Bridge Sampling Diagnostics
Giorgio Micaletto, Aki Vehtari

TL;DR
This paper introduces methods to estimate the Monte Carlo standard error and diagnose the reliability of bridge sampling estimates in Bayesian model selection, improving accuracy and trustworthiness without repeated computations.
Contribution
It presents novel diagnostics and estimation techniques for assessing the reliability of bridge sampling in Bayesian inference, addressing high variability issues.
Findings
MCSE estimation for bridge sampling is feasible and effective.

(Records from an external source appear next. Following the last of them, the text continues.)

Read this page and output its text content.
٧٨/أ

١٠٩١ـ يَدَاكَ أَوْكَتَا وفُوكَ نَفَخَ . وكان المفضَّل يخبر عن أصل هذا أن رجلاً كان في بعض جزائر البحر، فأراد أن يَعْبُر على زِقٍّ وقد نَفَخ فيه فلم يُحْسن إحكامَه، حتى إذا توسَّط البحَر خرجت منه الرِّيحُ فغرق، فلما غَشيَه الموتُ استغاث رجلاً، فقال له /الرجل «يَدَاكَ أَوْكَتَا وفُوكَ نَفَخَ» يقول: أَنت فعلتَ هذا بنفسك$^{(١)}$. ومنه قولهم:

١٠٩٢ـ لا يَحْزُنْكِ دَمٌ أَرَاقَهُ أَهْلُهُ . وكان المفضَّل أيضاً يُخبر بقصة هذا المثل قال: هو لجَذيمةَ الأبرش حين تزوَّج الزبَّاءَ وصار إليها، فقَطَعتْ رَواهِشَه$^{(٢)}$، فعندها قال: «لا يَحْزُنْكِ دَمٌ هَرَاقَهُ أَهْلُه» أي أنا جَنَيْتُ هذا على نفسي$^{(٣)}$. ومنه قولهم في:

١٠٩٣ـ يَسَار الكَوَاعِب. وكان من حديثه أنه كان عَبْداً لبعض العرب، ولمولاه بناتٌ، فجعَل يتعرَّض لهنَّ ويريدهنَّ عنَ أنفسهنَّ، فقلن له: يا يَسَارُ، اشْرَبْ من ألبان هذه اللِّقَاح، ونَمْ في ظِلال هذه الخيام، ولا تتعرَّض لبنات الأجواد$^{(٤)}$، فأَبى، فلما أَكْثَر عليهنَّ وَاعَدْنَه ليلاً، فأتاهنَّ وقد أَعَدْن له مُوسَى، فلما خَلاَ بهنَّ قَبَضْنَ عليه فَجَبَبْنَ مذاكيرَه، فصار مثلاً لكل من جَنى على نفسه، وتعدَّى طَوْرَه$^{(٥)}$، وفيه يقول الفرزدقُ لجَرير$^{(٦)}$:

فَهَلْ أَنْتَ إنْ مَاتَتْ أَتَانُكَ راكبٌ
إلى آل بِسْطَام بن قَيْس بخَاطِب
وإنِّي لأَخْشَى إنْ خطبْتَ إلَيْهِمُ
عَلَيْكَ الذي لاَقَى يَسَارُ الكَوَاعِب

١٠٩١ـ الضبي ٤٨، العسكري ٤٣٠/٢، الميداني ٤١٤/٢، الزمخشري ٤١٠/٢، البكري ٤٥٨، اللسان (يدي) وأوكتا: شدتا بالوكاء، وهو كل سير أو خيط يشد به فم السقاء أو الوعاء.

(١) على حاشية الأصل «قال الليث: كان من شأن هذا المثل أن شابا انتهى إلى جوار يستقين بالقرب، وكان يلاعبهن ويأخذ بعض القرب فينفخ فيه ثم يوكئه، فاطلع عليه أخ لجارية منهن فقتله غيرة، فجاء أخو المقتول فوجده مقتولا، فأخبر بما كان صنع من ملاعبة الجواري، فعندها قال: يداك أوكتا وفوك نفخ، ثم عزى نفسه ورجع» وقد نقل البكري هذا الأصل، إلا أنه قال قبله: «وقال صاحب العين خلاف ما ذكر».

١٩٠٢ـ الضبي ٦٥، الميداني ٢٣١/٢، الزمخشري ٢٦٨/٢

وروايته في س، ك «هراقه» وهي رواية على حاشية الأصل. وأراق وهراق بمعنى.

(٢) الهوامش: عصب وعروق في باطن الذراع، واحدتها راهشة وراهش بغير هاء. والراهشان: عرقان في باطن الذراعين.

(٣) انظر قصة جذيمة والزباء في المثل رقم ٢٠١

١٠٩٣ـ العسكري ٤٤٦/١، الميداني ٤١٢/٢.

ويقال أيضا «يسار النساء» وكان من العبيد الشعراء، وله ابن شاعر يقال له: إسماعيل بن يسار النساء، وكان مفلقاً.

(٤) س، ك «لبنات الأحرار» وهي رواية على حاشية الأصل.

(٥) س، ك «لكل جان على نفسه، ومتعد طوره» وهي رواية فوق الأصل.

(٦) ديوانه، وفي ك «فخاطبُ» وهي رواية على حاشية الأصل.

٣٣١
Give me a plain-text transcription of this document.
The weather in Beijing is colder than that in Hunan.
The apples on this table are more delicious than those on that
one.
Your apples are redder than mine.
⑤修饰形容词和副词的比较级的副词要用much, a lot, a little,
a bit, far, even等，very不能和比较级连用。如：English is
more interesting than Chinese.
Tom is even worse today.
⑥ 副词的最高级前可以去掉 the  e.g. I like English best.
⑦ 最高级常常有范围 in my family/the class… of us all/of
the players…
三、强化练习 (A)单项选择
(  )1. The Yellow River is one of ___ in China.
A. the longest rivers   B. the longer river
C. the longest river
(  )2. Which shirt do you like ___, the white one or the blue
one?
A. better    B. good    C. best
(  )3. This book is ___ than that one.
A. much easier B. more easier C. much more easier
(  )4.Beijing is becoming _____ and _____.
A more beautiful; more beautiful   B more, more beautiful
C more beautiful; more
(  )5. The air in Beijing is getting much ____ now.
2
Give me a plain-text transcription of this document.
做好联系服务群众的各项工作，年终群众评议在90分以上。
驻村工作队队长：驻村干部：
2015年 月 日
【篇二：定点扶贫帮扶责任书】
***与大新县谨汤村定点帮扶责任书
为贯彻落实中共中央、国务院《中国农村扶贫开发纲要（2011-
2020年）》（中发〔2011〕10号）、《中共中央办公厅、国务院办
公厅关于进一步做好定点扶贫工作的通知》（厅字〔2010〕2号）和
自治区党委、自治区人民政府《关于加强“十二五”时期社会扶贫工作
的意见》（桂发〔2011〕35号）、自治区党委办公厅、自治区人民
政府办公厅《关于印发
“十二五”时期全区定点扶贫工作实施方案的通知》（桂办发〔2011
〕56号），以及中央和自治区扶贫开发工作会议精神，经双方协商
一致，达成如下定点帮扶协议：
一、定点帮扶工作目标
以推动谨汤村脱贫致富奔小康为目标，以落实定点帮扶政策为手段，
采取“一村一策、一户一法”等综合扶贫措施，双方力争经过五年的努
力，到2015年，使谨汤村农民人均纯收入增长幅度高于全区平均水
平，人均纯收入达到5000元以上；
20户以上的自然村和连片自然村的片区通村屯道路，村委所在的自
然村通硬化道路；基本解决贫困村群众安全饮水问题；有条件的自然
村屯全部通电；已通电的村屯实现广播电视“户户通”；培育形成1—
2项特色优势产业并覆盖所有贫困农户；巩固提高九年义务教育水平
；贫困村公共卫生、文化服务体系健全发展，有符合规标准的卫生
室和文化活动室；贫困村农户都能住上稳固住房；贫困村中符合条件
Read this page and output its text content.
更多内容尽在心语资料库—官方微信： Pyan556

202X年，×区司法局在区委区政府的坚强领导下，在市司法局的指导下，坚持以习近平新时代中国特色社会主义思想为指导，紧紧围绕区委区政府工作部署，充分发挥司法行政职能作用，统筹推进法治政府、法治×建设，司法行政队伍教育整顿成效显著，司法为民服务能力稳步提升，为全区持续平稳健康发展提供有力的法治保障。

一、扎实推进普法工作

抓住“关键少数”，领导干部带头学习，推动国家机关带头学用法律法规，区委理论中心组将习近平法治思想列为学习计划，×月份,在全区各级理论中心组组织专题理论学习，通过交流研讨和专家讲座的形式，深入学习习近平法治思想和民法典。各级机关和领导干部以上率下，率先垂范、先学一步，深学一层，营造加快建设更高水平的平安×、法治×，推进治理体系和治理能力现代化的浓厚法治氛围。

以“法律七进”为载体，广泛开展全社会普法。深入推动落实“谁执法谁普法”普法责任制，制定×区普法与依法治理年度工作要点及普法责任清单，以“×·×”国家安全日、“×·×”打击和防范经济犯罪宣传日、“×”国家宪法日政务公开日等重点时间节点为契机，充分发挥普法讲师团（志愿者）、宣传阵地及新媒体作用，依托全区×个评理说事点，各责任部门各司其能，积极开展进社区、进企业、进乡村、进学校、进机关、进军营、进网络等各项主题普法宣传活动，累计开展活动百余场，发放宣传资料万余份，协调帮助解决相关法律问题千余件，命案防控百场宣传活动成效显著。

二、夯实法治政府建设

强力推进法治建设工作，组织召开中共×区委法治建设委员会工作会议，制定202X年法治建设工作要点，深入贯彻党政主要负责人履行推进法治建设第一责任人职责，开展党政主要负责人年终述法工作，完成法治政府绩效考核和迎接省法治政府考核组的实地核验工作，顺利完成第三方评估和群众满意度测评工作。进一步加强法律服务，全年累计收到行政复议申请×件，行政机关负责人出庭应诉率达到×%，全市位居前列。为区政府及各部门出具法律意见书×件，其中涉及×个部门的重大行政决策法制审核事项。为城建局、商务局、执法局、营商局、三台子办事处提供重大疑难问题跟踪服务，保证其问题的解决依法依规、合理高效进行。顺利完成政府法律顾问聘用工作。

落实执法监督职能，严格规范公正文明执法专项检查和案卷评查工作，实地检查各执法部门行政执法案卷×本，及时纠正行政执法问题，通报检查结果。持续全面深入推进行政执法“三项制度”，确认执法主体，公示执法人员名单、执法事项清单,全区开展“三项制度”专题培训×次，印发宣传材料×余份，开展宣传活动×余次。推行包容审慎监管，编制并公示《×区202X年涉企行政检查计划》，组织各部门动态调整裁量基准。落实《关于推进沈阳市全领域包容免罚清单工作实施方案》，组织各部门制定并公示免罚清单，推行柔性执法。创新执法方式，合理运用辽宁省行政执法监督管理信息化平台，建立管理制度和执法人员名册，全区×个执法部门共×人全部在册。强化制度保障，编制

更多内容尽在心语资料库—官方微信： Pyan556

Pareto-$k$ and block reshuffling diagnostics improve reliability assessment.
Demonstrated on simulated and real posteriors from posteriordb.
Abstract
In Bayesian statistics, the marginal likelihood is used for model selection and averaging, yet it is often challenging to compute accurately for complex models. Approaches such as bridge sampling, while effective, may suffer from issues of high variability of the estimates. We present how to estimate Monte Carlo standard error (MCSE) for bridge sampling, and how to diagnose the reliability of MCSE estimates using Pareto- and block reshuffling diagnostics without the need to repeatedly re-run full posterior inference. We demonstrate the behavior with increasingly more difficult simulated posteriors and many real posteriors from the posteriordb database.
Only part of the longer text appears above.